Esta anécdota tiene también otra versión, muy alejada de lo que se menciona en los libros de historia, pero que encaja mucho más con un «escrito a vuelapluma». Cuando el ocupante de la tumba vio que el emperador eliminaba a los veteranos so capa de «introducir rectificaciones en el programa de la corte», afirmó que debía partir para las exequias de su padre y abandonó su puesto para refugiarse en el campo. A continuación, simuló la locura y no quiso ver ya a nadie. El emperador alimentaba alguna sospecha y no estaba tranquilo. Envió a un emisario que cruzó los montes y valles para llegar a su casa, pero encontró la puerta cerrada. Arguyendo que era portador de una orden imperial, penetró a la fuerza en la mansión. ¿Quién se hubiera imaginado que nuestro hombre saldría a cuatro patas ladrando furiosamente? El emisario permanecía escéptico.
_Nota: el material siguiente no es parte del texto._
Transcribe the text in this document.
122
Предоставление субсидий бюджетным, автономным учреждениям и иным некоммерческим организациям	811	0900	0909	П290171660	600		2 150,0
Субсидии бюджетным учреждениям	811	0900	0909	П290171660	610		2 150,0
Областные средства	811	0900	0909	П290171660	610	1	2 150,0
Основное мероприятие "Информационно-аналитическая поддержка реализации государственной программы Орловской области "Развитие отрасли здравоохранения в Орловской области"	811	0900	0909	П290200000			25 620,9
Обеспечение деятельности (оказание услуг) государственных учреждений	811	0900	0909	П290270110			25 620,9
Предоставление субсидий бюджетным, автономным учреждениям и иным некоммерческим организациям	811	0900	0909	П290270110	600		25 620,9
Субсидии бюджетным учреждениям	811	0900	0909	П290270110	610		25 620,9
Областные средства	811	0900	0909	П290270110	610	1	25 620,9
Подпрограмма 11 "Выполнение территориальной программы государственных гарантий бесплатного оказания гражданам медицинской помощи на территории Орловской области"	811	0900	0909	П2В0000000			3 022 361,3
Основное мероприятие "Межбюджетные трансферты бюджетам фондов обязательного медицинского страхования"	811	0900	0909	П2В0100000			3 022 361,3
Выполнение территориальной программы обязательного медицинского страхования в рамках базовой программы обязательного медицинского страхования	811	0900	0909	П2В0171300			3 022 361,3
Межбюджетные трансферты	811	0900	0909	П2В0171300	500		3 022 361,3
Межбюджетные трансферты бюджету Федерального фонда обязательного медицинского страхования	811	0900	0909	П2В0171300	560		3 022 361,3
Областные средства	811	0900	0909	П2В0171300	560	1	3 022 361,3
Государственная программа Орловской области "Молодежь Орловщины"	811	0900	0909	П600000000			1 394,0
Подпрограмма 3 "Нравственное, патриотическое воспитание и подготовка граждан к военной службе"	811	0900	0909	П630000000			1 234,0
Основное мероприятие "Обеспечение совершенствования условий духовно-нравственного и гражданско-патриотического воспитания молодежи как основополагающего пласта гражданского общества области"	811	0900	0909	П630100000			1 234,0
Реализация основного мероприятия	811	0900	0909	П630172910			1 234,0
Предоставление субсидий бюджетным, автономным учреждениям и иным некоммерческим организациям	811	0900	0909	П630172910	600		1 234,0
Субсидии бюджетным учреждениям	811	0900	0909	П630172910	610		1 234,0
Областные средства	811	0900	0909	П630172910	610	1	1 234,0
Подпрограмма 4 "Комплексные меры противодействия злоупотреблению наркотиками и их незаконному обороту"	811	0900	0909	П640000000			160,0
Cubriéndole de injurias, le ordenó, en nombre del emperador, que se cambiase de ropa para regresar con él a la capital. Nuestro hombre se puso entonces a oler unas cagarrutas de perro que había en una esquina de la pared, y acto seguido se las tragó al tiempo que sacudía la cabeza. El emisario no pudo sino regresar a la corte para dar cuenta de ello al emperador, cuyas sospechas se desvanecieron. Tras la muerte del hombre, se le dispensaron unos grandes funerales. En realidad, las cagarrutas de perro habían sido elaboradas por su doncella favorita con azúcar mezclado con granos de sésamo majados, pero ¿como hubiera podido el emperador imaginar semejante cosa?